Under the existing system, which sets different requirements for developed and developing countries, the latter have only recently begun to undergo any form of international review. While many initially approached that prospect with trepidation, they’ve discovered more to be gained than feared.
One of the most important lessons shared by both developed and developing countries is that fulfilling their international transparency requirements has produced significant domestic benefits. Collecting the information needed for reporting starts important conversations across sectors and actors, between different levels of government, and among relevant stakeholders. Transparency as a government-wide effort can help identify mitigation opportunities and challenges as well as track and inform domestic policy implementation.
Another lesson is that the processes’ facilitative approach has helped parties overcome apprehensions about reporting and review. The process is more of a technical dialogue than an interrogation where experts judge or criticize parties. This friendly exchange helps parties learn and improve each time they go through technical analysis, since mistakes actually lead to identifying obstacles and areas for improvement as well as capacity-building needs.
Parties also have stressed that building stronger in-country capacity is crucial to effective developing country participation in transparency.
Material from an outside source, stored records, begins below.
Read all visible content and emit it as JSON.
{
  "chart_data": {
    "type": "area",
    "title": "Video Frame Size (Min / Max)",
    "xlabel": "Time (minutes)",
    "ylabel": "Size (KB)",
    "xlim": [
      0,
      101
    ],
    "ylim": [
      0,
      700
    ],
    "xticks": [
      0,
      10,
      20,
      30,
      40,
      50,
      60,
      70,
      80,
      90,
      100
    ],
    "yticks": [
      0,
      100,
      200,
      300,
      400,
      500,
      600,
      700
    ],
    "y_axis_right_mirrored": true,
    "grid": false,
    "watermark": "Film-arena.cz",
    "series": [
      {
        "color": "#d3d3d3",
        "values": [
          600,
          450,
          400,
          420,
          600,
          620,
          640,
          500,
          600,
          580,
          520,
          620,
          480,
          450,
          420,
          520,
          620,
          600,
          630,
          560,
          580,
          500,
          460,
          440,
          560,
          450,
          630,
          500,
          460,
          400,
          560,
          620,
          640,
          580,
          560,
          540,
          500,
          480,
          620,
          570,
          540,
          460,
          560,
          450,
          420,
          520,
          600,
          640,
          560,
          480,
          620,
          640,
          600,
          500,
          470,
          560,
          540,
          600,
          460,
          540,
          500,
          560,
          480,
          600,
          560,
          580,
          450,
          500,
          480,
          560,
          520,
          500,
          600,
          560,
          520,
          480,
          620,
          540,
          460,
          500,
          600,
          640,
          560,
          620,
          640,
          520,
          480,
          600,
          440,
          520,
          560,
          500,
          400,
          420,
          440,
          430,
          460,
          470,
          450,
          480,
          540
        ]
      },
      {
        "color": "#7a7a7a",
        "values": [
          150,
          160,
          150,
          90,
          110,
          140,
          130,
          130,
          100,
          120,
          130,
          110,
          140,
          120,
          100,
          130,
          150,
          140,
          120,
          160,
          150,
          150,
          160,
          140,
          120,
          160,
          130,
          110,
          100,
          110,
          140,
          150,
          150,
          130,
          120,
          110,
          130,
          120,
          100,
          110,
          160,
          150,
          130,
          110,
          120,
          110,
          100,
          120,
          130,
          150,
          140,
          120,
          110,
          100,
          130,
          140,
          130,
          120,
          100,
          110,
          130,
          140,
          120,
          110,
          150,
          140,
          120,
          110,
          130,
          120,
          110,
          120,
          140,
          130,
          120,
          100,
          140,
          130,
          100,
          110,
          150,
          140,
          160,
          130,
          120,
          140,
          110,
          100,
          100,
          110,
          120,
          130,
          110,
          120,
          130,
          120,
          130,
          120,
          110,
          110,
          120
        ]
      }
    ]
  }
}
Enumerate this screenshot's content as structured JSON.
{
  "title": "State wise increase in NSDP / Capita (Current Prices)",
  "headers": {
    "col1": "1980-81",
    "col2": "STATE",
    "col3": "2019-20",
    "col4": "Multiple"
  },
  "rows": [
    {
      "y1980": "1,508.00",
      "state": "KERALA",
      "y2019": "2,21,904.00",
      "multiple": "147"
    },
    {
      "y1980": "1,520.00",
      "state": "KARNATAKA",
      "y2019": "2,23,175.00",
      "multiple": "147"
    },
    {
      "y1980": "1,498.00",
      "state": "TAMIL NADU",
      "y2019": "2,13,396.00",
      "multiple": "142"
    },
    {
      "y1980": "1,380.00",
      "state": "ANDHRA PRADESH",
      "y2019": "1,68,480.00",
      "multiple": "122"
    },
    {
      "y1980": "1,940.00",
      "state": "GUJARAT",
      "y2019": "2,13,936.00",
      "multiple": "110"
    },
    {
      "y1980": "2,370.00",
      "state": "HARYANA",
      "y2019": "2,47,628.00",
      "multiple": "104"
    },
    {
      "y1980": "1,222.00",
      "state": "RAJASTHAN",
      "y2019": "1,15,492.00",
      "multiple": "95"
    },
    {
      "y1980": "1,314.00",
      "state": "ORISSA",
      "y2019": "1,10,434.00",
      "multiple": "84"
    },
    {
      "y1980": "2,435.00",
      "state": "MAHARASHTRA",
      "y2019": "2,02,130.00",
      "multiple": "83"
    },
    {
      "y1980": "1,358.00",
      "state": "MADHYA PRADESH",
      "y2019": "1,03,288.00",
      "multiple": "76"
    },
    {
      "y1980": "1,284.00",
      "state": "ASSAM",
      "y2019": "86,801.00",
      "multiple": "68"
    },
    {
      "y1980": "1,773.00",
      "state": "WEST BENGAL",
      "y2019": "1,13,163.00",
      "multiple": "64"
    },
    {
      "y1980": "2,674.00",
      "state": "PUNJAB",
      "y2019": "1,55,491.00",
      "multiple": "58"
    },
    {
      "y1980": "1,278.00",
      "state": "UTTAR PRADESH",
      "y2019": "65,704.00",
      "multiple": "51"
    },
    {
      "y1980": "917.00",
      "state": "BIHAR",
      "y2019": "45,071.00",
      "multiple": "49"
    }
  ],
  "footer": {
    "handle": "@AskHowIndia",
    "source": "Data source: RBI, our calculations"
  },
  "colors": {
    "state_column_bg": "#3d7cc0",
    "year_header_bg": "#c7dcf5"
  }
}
Episodic project funding for the preparation and submission of greenhouse gas inventories makes it hard for developing countries to continuously collect data or provide regular training to their inventory experts. In-country capacity helps incentivize key players and institutions and establish a sense of ownership at the national and institutional level.
In Marrakech, seven developing countries went through their first Facilitative Sharing of Views (FSV) workshop under the existing International Consultation and Analysis (ICA) process. FSV is essentially a Q&A between the party or parties being assessed and other parties on the basis of their biennial update reports.
At a side event, several parties, a technical expert and the secretariat reflected on further lessons from the ICA process. Namibia and Tunisia both said the process helps them improve the quality of their reports and promotes the institutional arrangements needed to form the basis for a national measurement, reporting and verification system. The secretariat noted that even it has capacity issues: with its supplementary budget depleted, its ability to undertake technical analysis is limited.
Like the FSV, the multilateral assessment is another peer review forum where parties are free to ask questions of a party on its biennial report. At COP 22, 24 developed countries went through a second round of Multilateral Assessment based on their second biennial reports under the International Assessment and Review process.
The Paris Agreement established a Capacity-building Initiative for Transparency (CBIT), which will strengthen the institutional and technical capacities of developing countries to meet the enhanced transparency requirements and to improve over time. The CBIT just approved its first set of projects in Costa Rica, Kenya, South Africa, and 11 donors announced pledges totaling nearly $55.3 million. Other countries like Japan have declared their intention to support the fund.
Although no final decisions on transparency were taken in Marrakech, parties have made initial progress in negotiating the details of the Paris transparency framework. If all goes as planned, parties will wrap up their work on these decisions in 2018, to be adopted by the first meeting of the parties to the Paris Agreement.